Patients harbored a mean 3.4 mutations; 21 patients had JAK2V617F mutations, 11 had CALR mutations and four had MPL mutations.

Next-generation sequencing identified 90 additional mutations in 17 genes among 33 patients. These included mutations in high-risk genes such as ASXL1 (n = 21), EZH2 (n = 5), TP53 (n = 5), SRSF2 (n = 2) and IDH1 (n = 1).

Safety outcomes

After 24 weeks, 363 adverse events occurred (grade 1, 59%; grade 2, 33%; grade 3, 7.5%; grade 4, 0.5%). These included six serious adverse events — two skin cancers, two cases of anemia, one urinary infection and one case of Raynaud’s phenomenon. Only 2.5% resulted in treatment interruption, according to investigators.

The most frequent adverse events included anemia (18.7%), thrombocytopenia (13.7%), gastrointestinal events (7%), musculoskeletal events (6.8%) and asthenia (6.6%).

One patient died of acute myeloid leukemia transformation after 10.4 months on study.

Efficacy outcomes

Overall, 70% (95% CI, 53-84) of trial participants achieved the primary efficacy endpoint of at least 50% reduction in spleen length within 24 weeks. Two-thirds (67%) of patients in phase 1 and three-quarters (74%) in phase 2 achieved this efficacy outcome.

The majority (75%; 95% CI, 59-88) of patients achieved this outcome at 12 months, including 67% (95% CI, 41-87) of phase 1 participants and 84% (95% CI, 60-97) of phase 2 participants.

Researchers reported a median 3.5 cm (range, 0-12) decrease in spleen length by palpation at week 24, and this was maintained at 12 months (median, 3 cm; range, 0-12), with 38% of patients exhibiting complete resolution of palpable splenomegaly.

Bone marrow biopsy showed improved cellularity in 57% of evaluable patients, improved megakaryocyte morphology in 25% of evaluable patients and improved fibrosis grade in 5% of evaluable patients.

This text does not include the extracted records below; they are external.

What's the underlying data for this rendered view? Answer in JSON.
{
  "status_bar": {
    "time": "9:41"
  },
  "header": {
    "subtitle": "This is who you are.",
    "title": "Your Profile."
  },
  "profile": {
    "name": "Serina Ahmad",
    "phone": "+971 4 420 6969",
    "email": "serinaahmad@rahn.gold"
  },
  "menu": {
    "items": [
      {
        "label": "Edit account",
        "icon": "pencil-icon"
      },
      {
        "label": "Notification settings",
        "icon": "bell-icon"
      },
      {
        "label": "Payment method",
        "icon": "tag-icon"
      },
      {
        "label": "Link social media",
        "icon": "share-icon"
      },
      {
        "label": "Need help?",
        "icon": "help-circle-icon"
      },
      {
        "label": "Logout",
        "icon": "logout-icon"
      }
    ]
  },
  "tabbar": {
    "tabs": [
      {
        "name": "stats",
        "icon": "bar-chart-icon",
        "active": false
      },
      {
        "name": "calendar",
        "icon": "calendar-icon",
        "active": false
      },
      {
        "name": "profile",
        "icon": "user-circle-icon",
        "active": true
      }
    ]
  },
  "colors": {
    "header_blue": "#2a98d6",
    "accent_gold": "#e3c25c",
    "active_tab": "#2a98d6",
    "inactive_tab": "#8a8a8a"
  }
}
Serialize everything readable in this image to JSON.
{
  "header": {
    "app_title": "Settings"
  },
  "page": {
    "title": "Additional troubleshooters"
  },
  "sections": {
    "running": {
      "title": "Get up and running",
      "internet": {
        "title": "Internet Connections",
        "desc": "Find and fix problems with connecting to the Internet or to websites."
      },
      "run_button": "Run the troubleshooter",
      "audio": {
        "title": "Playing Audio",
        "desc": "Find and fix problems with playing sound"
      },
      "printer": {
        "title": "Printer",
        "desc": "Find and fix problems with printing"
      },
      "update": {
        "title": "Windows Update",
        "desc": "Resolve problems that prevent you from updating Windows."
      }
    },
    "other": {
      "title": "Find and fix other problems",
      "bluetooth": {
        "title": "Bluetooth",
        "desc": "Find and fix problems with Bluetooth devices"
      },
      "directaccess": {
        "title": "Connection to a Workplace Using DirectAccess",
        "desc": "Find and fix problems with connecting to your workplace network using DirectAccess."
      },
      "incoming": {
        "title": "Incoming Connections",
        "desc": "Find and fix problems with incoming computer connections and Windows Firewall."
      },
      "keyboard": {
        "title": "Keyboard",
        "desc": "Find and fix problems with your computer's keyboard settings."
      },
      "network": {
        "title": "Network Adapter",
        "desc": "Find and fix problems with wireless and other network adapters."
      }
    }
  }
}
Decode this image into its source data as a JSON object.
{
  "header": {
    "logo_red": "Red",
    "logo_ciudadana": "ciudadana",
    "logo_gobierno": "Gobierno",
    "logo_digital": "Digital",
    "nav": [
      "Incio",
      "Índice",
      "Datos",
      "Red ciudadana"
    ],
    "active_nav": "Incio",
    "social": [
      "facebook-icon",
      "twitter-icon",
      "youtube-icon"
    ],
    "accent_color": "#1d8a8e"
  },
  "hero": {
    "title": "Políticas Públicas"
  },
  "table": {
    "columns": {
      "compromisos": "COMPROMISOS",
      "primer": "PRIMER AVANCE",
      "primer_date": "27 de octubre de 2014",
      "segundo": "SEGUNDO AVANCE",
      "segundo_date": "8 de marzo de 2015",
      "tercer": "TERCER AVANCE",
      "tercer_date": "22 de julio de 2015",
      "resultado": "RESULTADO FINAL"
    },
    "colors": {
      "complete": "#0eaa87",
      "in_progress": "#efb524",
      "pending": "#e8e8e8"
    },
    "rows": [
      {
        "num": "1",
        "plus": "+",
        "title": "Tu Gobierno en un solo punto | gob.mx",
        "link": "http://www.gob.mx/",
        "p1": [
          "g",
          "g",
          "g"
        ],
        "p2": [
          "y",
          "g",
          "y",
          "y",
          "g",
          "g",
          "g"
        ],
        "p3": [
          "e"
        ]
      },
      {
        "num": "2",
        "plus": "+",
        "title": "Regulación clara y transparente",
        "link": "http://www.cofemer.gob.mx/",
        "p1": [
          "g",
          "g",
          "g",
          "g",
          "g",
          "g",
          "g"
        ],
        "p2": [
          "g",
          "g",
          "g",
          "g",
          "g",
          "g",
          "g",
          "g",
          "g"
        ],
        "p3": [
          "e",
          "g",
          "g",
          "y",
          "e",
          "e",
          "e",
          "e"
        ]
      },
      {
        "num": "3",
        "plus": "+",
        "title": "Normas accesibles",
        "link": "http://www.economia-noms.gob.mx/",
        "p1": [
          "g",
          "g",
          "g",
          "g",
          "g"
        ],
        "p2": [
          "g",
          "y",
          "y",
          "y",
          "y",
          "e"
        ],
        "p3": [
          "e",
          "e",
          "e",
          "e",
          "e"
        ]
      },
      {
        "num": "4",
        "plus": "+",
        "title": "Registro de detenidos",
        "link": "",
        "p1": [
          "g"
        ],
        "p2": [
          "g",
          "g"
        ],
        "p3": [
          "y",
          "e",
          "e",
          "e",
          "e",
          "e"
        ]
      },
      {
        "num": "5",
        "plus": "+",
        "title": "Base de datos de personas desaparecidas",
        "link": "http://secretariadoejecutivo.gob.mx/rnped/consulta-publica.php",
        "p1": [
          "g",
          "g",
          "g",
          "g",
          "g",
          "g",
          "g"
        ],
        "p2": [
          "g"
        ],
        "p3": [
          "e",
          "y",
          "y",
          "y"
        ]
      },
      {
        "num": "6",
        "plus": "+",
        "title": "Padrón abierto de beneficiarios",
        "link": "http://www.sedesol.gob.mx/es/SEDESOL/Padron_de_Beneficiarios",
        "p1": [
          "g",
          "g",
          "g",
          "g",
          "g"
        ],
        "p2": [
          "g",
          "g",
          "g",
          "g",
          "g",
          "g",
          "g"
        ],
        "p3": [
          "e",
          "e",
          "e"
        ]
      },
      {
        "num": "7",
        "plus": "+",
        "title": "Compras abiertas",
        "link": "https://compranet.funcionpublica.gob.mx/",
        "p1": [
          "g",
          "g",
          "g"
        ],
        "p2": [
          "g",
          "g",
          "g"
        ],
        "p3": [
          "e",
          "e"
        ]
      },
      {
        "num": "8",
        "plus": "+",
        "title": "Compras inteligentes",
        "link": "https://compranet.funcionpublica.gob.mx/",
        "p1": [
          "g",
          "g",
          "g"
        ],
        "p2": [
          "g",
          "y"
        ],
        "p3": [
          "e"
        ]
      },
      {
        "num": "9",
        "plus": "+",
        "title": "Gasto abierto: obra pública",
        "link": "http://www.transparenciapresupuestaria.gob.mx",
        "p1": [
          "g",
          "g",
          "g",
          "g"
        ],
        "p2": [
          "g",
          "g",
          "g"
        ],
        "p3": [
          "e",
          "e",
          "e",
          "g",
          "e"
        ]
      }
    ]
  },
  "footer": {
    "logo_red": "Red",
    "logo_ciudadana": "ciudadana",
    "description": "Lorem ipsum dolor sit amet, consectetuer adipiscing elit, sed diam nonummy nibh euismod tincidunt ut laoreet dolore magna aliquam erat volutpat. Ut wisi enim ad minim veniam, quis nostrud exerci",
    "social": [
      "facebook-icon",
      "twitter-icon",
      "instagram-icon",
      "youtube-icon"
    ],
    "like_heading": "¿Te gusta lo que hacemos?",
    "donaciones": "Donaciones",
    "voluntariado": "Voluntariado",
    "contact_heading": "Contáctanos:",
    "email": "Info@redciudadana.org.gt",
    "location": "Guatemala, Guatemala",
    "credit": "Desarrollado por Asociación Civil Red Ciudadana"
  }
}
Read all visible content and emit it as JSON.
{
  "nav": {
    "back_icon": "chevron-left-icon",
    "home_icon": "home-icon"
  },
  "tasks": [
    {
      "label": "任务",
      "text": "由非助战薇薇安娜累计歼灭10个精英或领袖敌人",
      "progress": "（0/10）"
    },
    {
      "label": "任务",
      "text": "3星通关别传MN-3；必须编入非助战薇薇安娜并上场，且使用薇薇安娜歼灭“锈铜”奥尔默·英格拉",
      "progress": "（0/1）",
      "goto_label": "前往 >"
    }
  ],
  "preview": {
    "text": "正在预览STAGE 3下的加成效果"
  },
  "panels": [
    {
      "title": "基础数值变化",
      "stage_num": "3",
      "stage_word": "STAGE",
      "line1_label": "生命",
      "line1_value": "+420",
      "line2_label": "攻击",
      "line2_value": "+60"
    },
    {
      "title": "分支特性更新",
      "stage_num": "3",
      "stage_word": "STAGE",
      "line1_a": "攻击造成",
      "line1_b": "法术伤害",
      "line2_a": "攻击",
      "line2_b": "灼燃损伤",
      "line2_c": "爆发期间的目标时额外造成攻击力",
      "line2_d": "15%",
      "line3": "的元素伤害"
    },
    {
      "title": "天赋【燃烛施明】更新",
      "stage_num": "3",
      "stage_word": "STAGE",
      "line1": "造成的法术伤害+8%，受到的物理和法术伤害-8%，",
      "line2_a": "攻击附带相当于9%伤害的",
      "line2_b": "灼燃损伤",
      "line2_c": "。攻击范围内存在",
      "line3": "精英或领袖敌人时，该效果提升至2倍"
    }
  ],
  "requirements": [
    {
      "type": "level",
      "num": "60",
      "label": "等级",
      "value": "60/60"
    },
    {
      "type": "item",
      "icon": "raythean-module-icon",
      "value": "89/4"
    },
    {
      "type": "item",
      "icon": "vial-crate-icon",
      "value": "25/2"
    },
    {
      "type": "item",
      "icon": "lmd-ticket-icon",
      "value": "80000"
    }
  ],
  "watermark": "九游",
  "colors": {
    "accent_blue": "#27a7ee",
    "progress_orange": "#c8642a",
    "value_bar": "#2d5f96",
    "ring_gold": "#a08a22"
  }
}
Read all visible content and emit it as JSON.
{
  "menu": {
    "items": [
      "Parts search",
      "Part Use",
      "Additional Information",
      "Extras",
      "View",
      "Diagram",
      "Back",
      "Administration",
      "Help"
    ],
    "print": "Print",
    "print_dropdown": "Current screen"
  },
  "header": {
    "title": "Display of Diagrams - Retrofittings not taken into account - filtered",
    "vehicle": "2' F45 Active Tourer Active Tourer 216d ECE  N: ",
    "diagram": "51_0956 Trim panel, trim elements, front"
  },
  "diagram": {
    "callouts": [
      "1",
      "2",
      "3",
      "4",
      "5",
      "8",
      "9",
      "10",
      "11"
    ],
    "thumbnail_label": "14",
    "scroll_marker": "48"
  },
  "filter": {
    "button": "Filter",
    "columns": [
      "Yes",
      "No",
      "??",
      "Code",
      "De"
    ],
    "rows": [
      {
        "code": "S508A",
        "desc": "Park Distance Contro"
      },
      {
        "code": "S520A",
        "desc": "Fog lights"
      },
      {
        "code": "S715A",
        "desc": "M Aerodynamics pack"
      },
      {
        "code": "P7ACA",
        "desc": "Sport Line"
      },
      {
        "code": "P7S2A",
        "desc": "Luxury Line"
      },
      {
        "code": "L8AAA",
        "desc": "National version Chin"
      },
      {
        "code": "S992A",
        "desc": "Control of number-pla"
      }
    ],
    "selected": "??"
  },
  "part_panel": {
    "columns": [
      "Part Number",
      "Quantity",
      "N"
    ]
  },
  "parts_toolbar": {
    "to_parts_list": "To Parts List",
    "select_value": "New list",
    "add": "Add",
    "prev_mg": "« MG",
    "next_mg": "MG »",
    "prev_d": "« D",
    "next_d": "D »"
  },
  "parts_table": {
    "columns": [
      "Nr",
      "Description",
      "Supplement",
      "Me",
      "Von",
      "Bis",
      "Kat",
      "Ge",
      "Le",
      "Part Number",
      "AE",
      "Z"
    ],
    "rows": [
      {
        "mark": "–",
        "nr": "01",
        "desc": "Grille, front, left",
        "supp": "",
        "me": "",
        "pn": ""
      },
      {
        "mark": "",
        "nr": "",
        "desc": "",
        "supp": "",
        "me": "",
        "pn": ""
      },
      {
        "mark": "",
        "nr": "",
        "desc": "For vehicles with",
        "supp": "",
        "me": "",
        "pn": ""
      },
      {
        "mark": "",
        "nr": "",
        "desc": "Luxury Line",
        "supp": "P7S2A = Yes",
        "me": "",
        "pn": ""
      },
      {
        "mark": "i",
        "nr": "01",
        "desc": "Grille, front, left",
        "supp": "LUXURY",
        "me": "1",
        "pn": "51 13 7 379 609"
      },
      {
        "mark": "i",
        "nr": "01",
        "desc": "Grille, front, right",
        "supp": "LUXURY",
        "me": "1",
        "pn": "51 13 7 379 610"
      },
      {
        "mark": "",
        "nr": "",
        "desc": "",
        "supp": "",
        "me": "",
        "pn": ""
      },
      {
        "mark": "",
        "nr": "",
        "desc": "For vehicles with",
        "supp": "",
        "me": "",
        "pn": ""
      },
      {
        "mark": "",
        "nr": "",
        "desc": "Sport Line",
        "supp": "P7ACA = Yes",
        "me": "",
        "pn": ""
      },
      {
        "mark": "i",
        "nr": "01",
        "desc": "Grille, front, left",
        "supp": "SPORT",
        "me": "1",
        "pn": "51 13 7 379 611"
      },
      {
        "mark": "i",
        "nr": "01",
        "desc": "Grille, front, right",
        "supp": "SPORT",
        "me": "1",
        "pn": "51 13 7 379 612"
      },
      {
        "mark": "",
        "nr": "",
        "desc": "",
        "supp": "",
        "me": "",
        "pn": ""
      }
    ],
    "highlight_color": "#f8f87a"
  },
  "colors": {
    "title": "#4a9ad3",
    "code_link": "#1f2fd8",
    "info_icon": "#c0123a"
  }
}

Investigators observed an 83% response rate among patients assigned 135 mcg/week interferon alpha-2a plus ruxolitinib 15 mg twice daily. In this group, JAK2V617F allele burden declined from a median of 84% at baseline to 65% after 6 months and 56% after 12 months.

Presence of additional mutations in ASXL1 — but not in TET2 or DNMT3A — reduced JAK2 V617F molecular response, Kiladjian said.